Vorarbeiter Ipushima Silva und die Forstexpertin del Aguila Reyna gehören zum festen Team von ACELPA, in dem etwa ein Dutzend Leute arbeiten. Für viele ist Umweltschutz ein noch relativ neues Konzept. Wichtig ist ihnen zuerst, dass ihre Familien von dem Land gut leben können. All ihre Anstrengungen sollen zugleich noch mehr Menschen vom Wert ihres Landes überzeugen.

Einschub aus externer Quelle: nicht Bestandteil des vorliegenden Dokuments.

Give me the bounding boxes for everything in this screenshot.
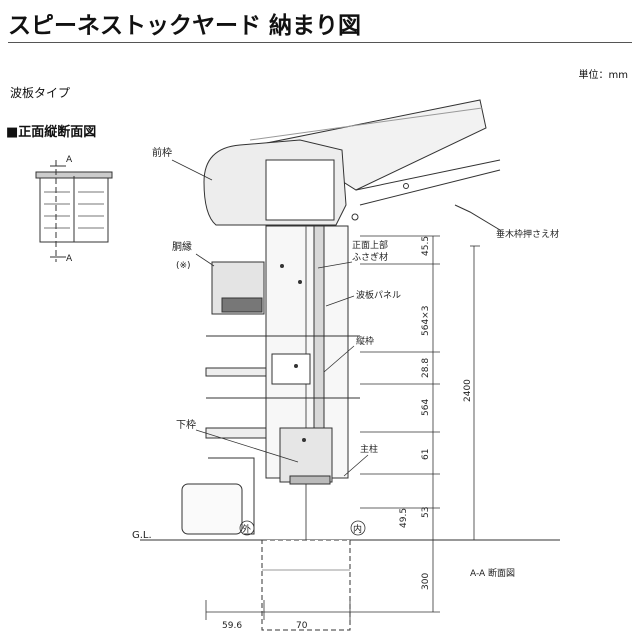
foundation [261, 539, 351, 631]
page-title: スピーネストックヤード 納まり図 [8, 13, 362, 39]
roof-ribs [249, 107, 483, 141]
rafter-clip-leader [454, 204, 501, 231]
label-lower-frame: 下枠 [176, 418, 196, 431]
screw-detail-2 [403, 183, 409, 189]
dim-2400: 2400 [463, 379, 473, 402]
keymap-marker-top: A [66, 155, 73, 165]
bolts [280, 264, 306, 442]
dimension-lines [205, 235, 480, 620]
leader-panel [325, 295, 355, 307]
rail-1-bar [205, 367, 267, 377]
dim-28-8: 28.8 [421, 358, 431, 378]
front-frame-inner [265, 159, 335, 221]
label-vertical-frame: 縦枠 [356, 335, 374, 347]
rafter-line [355, 159, 501, 191]
drain-elbow [181, 483, 243, 535]
dim-70: 70 [296, 621, 308, 631]
leader-vframe [323, 345, 355, 373]
label-front-frame: 前枠 [152, 146, 172, 159]
dim-300: 300 [421, 573, 431, 590]
label-rafter-clip: 垂木枠押さえ材 [496, 228, 559, 240]
label-note-mark: (※) [176, 261, 191, 271]
drain-pipe [208, 457, 255, 535]
leader-lower-frame [195, 429, 299, 463]
leader-body-edge [195, 253, 215, 267]
title-divider [8, 42, 632, 43]
dim-49-5: 49.5 [399, 508, 409, 528]
label-main-post: 主柱 [360, 443, 378, 455]
keymap [35, 160, 113, 262]
dim-45-5: 45.5 [421, 236, 431, 256]
label-outside: 外 [242, 523, 251, 535]
lower-frame-base [289, 475, 331, 485]
vertical-frame [271, 353, 311, 385]
label-corrugated-panel: 波板パネル [356, 289, 401, 301]
rail-2-bar [205, 427, 267, 439]
label-front-top-cover-2: ふさぎ材 [352, 251, 388, 263]
lower-frame [279, 427, 333, 483]
outside-mark [239, 520, 255, 536]
label-section-name: A-A 断面図 [470, 567, 515, 579]
leader-top-cover [317, 261, 353, 269]
dim-59-6: 59.6 [222, 621, 242, 631]
label-front-top-cover-1: 正面上部 [352, 239, 388, 251]
dim-53: 53 [421, 507, 431, 518]
inside-mark [350, 520, 366, 536]
label-gl: G.L. [132, 530, 152, 541]
unit-label: 単位：mm [578, 70, 628, 81]
section-heading: ■正面縦断面図 [6, 125, 97, 140]
section-drawing [140, 99, 560, 631]
type-subtitle: 波板タイプ [10, 86, 71, 100]
leaders [171, 159, 369, 477]
dim-61: 61 [421, 449, 431, 460]
keymap-marker-bottom: A [66, 254, 73, 264]
label-body-edge: 胴縁 [172, 240, 192, 253]
dim-564: 564 [421, 399, 431, 416]
dim-564x3: 564×3 [421, 306, 431, 336]
label-inside: 内 [353, 523, 362, 535]
body-edge-foot [221, 297, 263, 313]
screw-detail [351, 213, 359, 221]
rafter-bottom [359, 169, 501, 206]
leader-front-frame [171, 159, 213, 181]
leader-main-post [343, 454, 369, 477]
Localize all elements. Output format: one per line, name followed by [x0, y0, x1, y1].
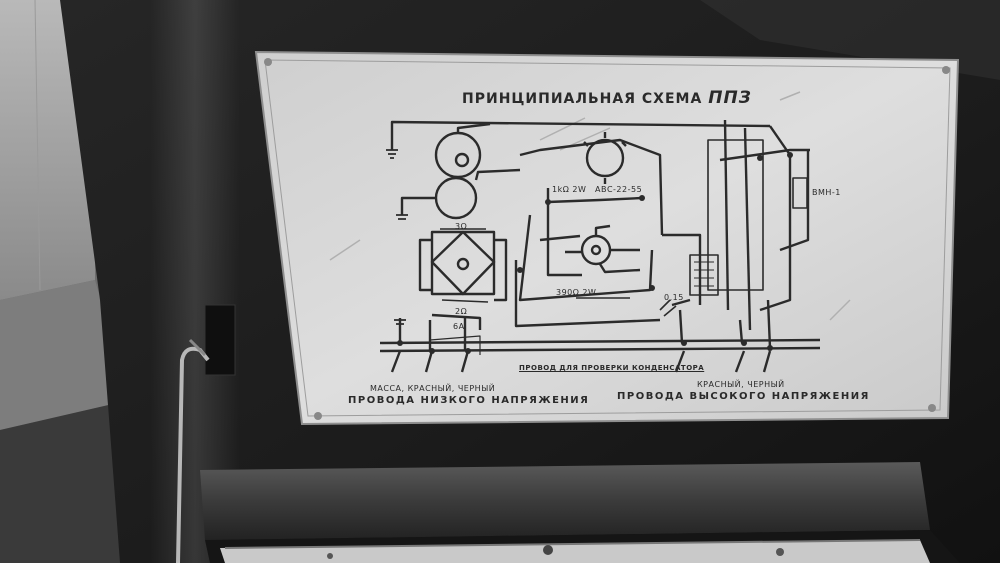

Francisco Guerra Tananta ist mittlerweile mit seinen Begleitern bei sich zu Hause im Camp angekommen. Es war ein langer Tag. Er ist zufrieden. Er wird dem Besitzer des Landes mit dem Medizinbaum ein Angebot machen. Er schaut sich um. Zwischen den Bäumen summen Insekten, manchmal sieht man einen Kolibri. Für ihn ist es das ideale Leben, in und mit der Natur. Dies zu erhalten, ist seine Lebensaufgabe geworden.